Cheryl was phenomenal. Students first … every single time. She had a wicked sense of humor and a smile that would not stop. She always saw the glass half full.”

— Julie Fisher, Fairmont teacher

“She laughed and she made us all laugh, and it was really fun to be around her,” Elliott said. “She had a very positive outlook on life, and a sense of humor can go a long way in helping people.”

This sense of humor allowed Abraham to grow close with everyone she worked with, from her fellow co-workers, to parents and especially students.

“She understood that the primary role of a school counselor was to be an advocate for the students, and she took that responsibility very seriously and she did it very well,” Elliott said. “Students knew that she cared. I don’t know if there’s anything more important than that.”

Abraham’s dedication and work ethic were unmatched, and she brought experience as both a teacher and a licensed clinical counselor to her role at Fairmont.

“You just don’t replace someone who has those kinds of skills. It takes years to become as effective as Cheryl Abraham was working with students, and even then some of us never get there,” Elliott said. “I look at her as a role model for what I try to to.”

Her other co-workers agree that Abraham is irreplaceable, both on the Fairmont staff and as a friend. Her sense of humor and extroverted personality allowed her to communicate effectively with all types of people.

“Cheryl was phenomenal. Students first … every single time,” said Julie Fisher, a Fairmont math teacher and one of Abraham’s close friends. “She had a wicked sense of humor and a smile that would not stop. She always saw the glass half full.”

Students Abraham worked with also agree that she was helpful, kind and an all-around wonderful human being.

“She was always very kind and helpful. She made people feel like they were her priority, no matter how small their issue was,” senior Libby Groll said. “I think she really enjoyed students’ work and how hard many of the students try to improve Fairmont and stay true to its wonderful, community-centered values.”

Even now, years later, I can’t help but laugh and smile at the absurd lengths Mrs. Abraham must have gone for me.”

— Joe Barton, Fairmont grad

Abraham’s influence continues to affect students, even after they have  graduated. Fairmont alumni Joe Barton said,

“Even now, years later, I can’t help but laugh and smile at the absurd lengths Mrs. Abraham must have gone for me,” Barton said. “She guided me through high school, helped me decide to pursue honors and International Baccalaureate classes and held my hand through college applications, acceptances and rejections.”

Abraham lost her battle with cancer on Oct. 7, 2014, and is survived by her husband, William Linesch; daughters, Emily Smerbeck and Elyse Abraham-Linesch; and grandchildren.
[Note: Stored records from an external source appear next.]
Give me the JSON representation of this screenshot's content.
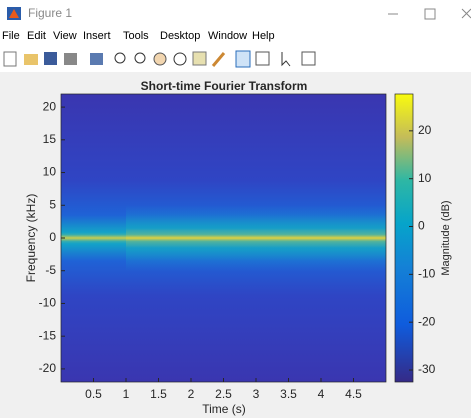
{
  "window": {
    "title": "Figure 1",
    "menu": [
      "File",
      "Edit",
      "View",
      "Insert",
      "Tools",
      "Desktop",
      "Window",
      "Help"
    ]
  },
  "chart_data": {
    "type": "spectrogram",
    "title": "Short-time Fourier Transform",
    "x_label": "Time (s)",
    "y_label": "Frequency (kHz)",
    "xlim": [
      0,
      5
    ],
    "xticks": [
      0.5,
      1,
      1.5,
      2,
      2.5,
      3,
      3.5,
      4,
      4.5
    ],
    "ylim": [
      -22,
      22
    ],
    "yticks": [
      -20,
      -15,
      -10,
      -5,
      0,
      5,
      10,
      15,
      20
    ],
    "colorbar": {
      "label": "Magnitude (dB)",
      "lim": [
        -32.5,
        27.7
      ],
      "ticks": [
        -30,
        -20,
        -10,
        0,
        10,
        20
      ]
    }
  }
}
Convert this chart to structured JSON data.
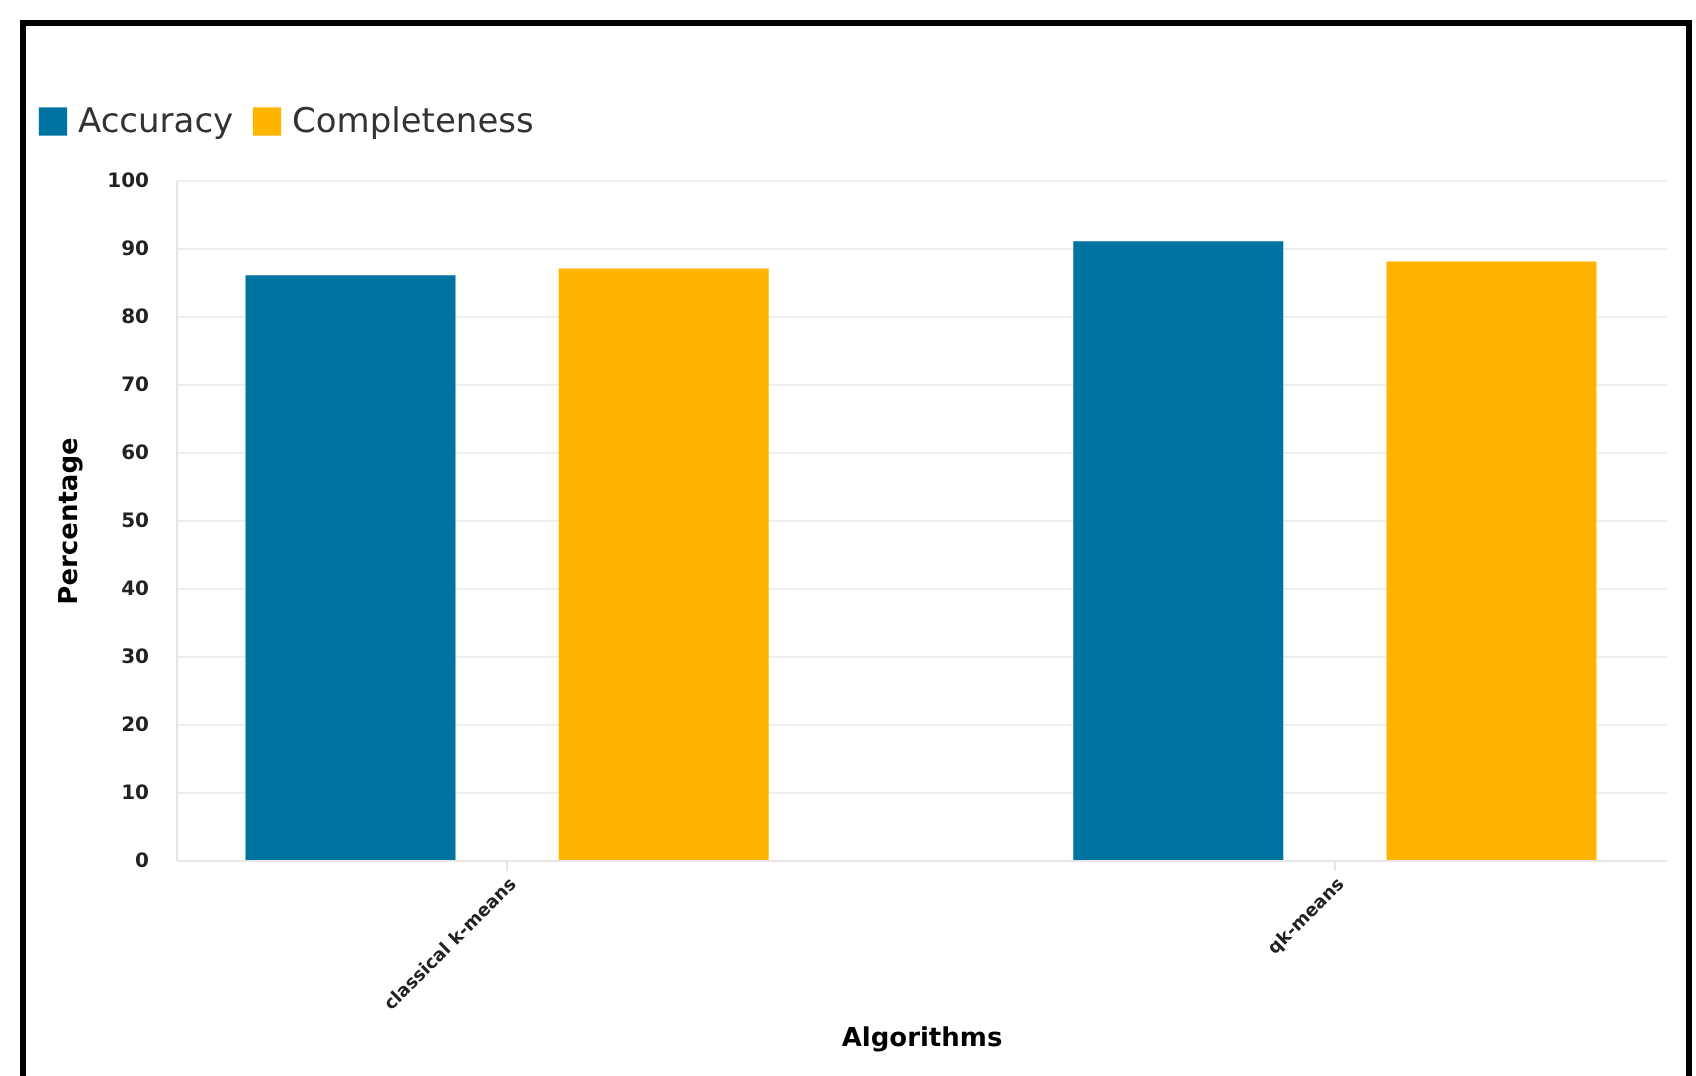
{
  "chart_data": {
    "type": "bar",
    "xlabel": "Algorithms",
    "ylabel": "Percentage",
    "categories": [
      "classical k-means",
      "qk-means"
    ],
    "series": [
      {
        "name": "Accuracy",
        "color": "#0073a1",
        "values": [
          86,
          91
        ]
      },
      {
        "name": "Completeness",
        "color": "#ffb400",
        "values": [
          87,
          88
        ]
      }
    ],
    "ylim": [
      0,
      100
    ],
    "yticks": [
      0,
      10,
      20,
      30,
      40,
      50,
      60,
      70,
      80,
      90,
      100
    ],
    "grid": "y",
    "legend": "top left"
  }
}
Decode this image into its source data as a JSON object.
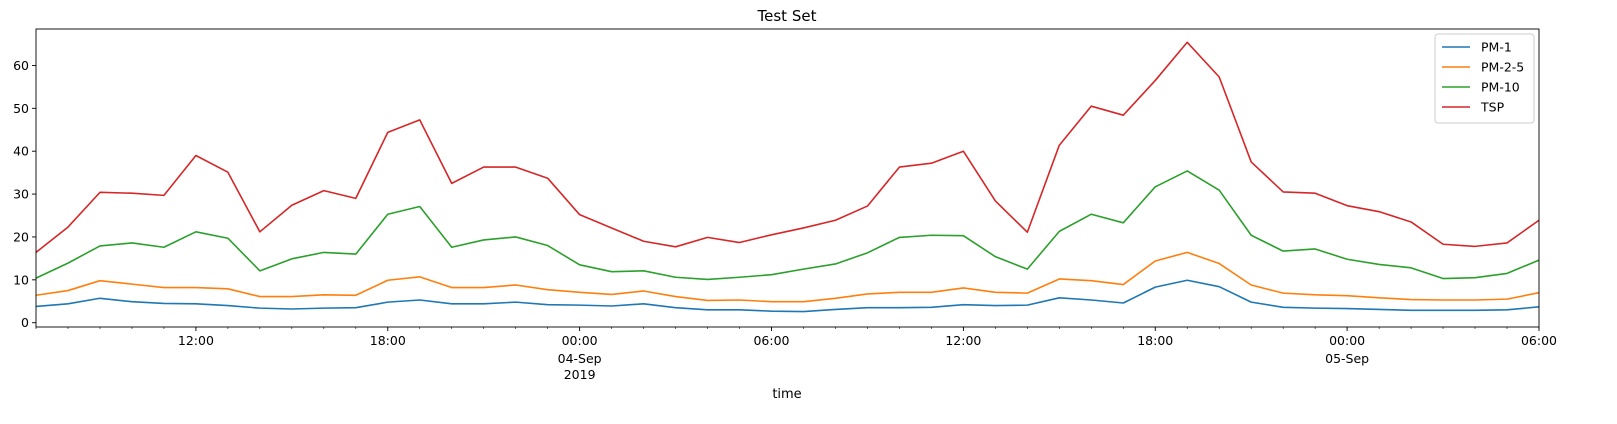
{
  "chart_data": {
    "type": "line",
    "title": "Test Set",
    "xlabel": "time",
    "ylabel": "",
    "x_start": "2019-09-03 07:00",
    "x_step_hours": 1,
    "x_range": [
      "2019-09-03 07:00",
      "2019-09-05 06:00"
    ],
    "ylim": [
      -1,
      68.5
    ],
    "yticks": [
      0,
      10,
      20,
      30,
      40,
      50,
      60
    ],
    "xticks": [
      {
        "time": "2019-09-03 12:00",
        "label": "12:00",
        "sub": ""
      },
      {
        "time": "2019-09-03 18:00",
        "label": "18:00",
        "sub": ""
      },
      {
        "time": "2019-09-04 00:00",
        "label": "00:00",
        "sub": "04-Sep\n2019"
      },
      {
        "time": "2019-09-04 06:00",
        "label": "06:00",
        "sub": ""
      },
      {
        "time": "2019-09-04 12:00",
        "label": "12:00",
        "sub": ""
      },
      {
        "time": "2019-09-04 18:00",
        "label": "18:00",
        "sub": ""
      },
      {
        "time": "2019-09-05 00:00",
        "label": "00:00",
        "sub": "05-Sep"
      },
      {
        "time": "2019-09-05 06:00",
        "label": "06:00",
        "sub": ""
      }
    ],
    "legend_position": "top-right",
    "grid": false,
    "series": [
      {
        "name": "PM-1",
        "color": "#1f77b4",
        "values": [
          3.8,
          4.4,
          5.7,
          4.9,
          4.5,
          4.4,
          4.0,
          3.4,
          3.2,
          3.4,
          3.5,
          4.8,
          5.3,
          4.4,
          4.4,
          4.8,
          4.2,
          4.1,
          3.9,
          4.4,
          3.5,
          3.0,
          3.0,
          2.7,
          2.6,
          3.1,
          3.5,
          3.5,
          3.6,
          4.2,
          4.0,
          4.1,
          5.8,
          5.3,
          4.6,
          8.3,
          9.9,
          8.4,
          4.8,
          3.6,
          3.4,
          3.3,
          3.1,
          2.9,
          2.9,
          2.9,
          3.0,
          3.7
        ]
      },
      {
        "name": "PM-2-5",
        "color": "#ff7f0e",
        "values": [
          6.4,
          7.5,
          9.8,
          9.0,
          8.2,
          8.2,
          7.9,
          6.1,
          6.1,
          6.5,
          6.4,
          9.9,
          10.7,
          8.2,
          8.2,
          8.8,
          7.7,
          7.1,
          6.6,
          7.4,
          6.1,
          5.2,
          5.3,
          4.9,
          4.9,
          5.7,
          6.7,
          7.1,
          7.1,
          8.1,
          7.1,
          6.9,
          10.2,
          9.8,
          8.9,
          14.4,
          16.4,
          13.8,
          8.8,
          6.9,
          6.5,
          6.3,
          5.8,
          5.4,
          5.3,
          5.3,
          5.5,
          7.0
        ]
      },
      {
        "name": "PM-10",
        "color": "#2ca02c",
        "values": [
          10.4,
          13.9,
          17.9,
          18.6,
          17.6,
          21.2,
          19.7,
          12.1,
          14.9,
          16.4,
          16.0,
          25.3,
          27.1,
          17.6,
          19.3,
          20.0,
          18.0,
          13.5,
          11.9,
          12.1,
          10.6,
          10.1,
          10.6,
          11.2,
          12.5,
          13.7,
          16.3,
          19.9,
          20.4,
          20.3,
          15.4,
          12.5,
          21.3,
          25.3,
          23.3,
          31.7,
          35.4,
          30.9,
          20.4,
          16.7,
          17.2,
          14.8,
          13.6,
          12.8,
          10.3,
          10.5,
          11.5,
          14.6
        ]
      },
      {
        "name": "TSP",
        "color": "#d62728",
        "values": [
          16.4,
          22.3,
          30.4,
          30.2,
          29.7,
          39.0,
          35.1,
          21.2,
          27.4,
          30.8,
          29.0,
          44.4,
          47.3,
          32.5,
          36.3,
          36.3,
          33.7,
          25.2,
          22.1,
          19.0,
          17.7,
          19.9,
          18.7,
          20.5,
          22.1,
          23.9,
          27.2,
          36.3,
          37.2,
          40.0,
          28.4,
          21.1,
          41.4,
          50.5,
          48.4,
          56.5,
          65.4,
          57.3,
          37.5,
          30.5,
          30.2,
          27.3,
          25.9,
          23.5,
          18.3,
          17.8,
          18.6,
          23.9
        ]
      }
    ]
  }
}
Her death impacted an entire community, and Fairmont lost not just an amazingly skilled counselor, but an amazingly spectacular person.

“I hope that when my time comes, that people will say of me the same kinds of things that they said about Cheryl Abraham,” Elliott said. “She was just one of those great colleagues to have, and I have wonderful memories of her.”

Jim Valvano, an American basketball coach and broadcaster, once said, “Cancer can take away all of my physical abilities. But it cannot touch my mind, it cannot touch my heart, and it cannot touch my soul.”

Cheryl Abraham will forever be remembered in the hearts and minds of the Fairmont community, and she will be deeply missed.